DesivoMerge0.1: A Continuously Merged Language Model
DesivoMerge0.1 is a 7 billion parameter language model developed by cris177, utilizing the MergeKit framework. The core idea behind this model is a continuous merging strategy, where new models are iteratively integrated to enhance overall performance.
Key Development Strategy
- Iterative Merging: The model began by merging
open-orca-mistral-7B and open-hermes-7B. The resulting merge was then combined with TurdusBeagle-7B, identified as a top-performing 7B model on the Open LLM Leaderboard. - Performance-Driven Integration: The merging process is designed to continue adding models until the average score of the merged models falls below that of the previous iteration, at which point the strategy will backtrack and explore alternative models.

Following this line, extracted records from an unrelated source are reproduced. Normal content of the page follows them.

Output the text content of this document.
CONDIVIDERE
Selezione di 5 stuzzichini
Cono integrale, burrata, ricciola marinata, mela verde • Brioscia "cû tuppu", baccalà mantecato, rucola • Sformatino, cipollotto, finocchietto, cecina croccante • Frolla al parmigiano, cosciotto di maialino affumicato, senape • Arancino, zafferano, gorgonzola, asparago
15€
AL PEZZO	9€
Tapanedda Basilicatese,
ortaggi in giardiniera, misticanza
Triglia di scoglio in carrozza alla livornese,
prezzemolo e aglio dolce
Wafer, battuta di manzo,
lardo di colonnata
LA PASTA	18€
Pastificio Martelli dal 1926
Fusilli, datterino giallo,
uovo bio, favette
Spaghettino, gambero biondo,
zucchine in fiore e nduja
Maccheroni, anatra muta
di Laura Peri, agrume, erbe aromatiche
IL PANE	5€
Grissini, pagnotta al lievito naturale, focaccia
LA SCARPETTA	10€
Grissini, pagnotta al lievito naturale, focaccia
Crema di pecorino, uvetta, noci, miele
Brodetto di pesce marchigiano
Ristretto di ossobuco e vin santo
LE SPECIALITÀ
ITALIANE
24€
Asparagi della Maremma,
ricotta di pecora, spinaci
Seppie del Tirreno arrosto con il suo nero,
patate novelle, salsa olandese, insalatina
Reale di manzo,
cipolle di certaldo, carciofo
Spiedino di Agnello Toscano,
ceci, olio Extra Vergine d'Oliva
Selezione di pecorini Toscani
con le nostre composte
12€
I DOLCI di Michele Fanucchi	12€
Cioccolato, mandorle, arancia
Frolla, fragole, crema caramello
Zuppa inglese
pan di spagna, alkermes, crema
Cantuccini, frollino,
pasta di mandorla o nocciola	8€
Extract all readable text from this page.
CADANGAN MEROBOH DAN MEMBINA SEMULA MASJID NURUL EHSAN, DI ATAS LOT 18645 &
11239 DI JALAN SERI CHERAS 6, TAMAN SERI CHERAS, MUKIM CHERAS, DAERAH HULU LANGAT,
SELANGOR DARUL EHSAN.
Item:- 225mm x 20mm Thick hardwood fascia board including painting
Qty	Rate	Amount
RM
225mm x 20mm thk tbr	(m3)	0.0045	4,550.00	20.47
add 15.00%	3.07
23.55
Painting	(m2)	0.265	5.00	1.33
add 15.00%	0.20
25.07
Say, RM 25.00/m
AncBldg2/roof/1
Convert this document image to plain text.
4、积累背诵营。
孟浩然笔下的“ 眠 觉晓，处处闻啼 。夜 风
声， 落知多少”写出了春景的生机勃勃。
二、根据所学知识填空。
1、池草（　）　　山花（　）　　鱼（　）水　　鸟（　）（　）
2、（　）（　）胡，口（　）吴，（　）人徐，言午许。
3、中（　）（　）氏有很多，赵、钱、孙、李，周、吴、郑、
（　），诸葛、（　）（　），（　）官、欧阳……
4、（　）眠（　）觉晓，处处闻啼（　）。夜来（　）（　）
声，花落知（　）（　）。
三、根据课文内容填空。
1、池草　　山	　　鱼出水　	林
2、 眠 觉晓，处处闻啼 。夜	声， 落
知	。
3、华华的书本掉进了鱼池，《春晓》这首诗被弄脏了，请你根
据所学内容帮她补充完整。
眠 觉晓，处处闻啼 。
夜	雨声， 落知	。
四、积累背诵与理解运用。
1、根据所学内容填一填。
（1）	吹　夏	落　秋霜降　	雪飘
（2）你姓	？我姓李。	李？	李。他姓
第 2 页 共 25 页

- Contamination Avoidance: Efforts are made to avoid merging models known to be contaminated, by carefully reviewing candidates before integration.
Technical Configuration
The merging process uses a slerp (spherical linear interpolation) method, with specific t parameters applied to different layers (self_attn, mlp) to fine-tune the merge ratios. The model is configured to use bfloat16 for its dtype.
Potential Use Cases
DesivoMerge0.1 is suitable for a variety of general natural language processing tasks, benefiting from the combined strengths of its constituent models. Its iterative development approach aims to provide a robust and capable base for applications requiring strong text generation and comprehension.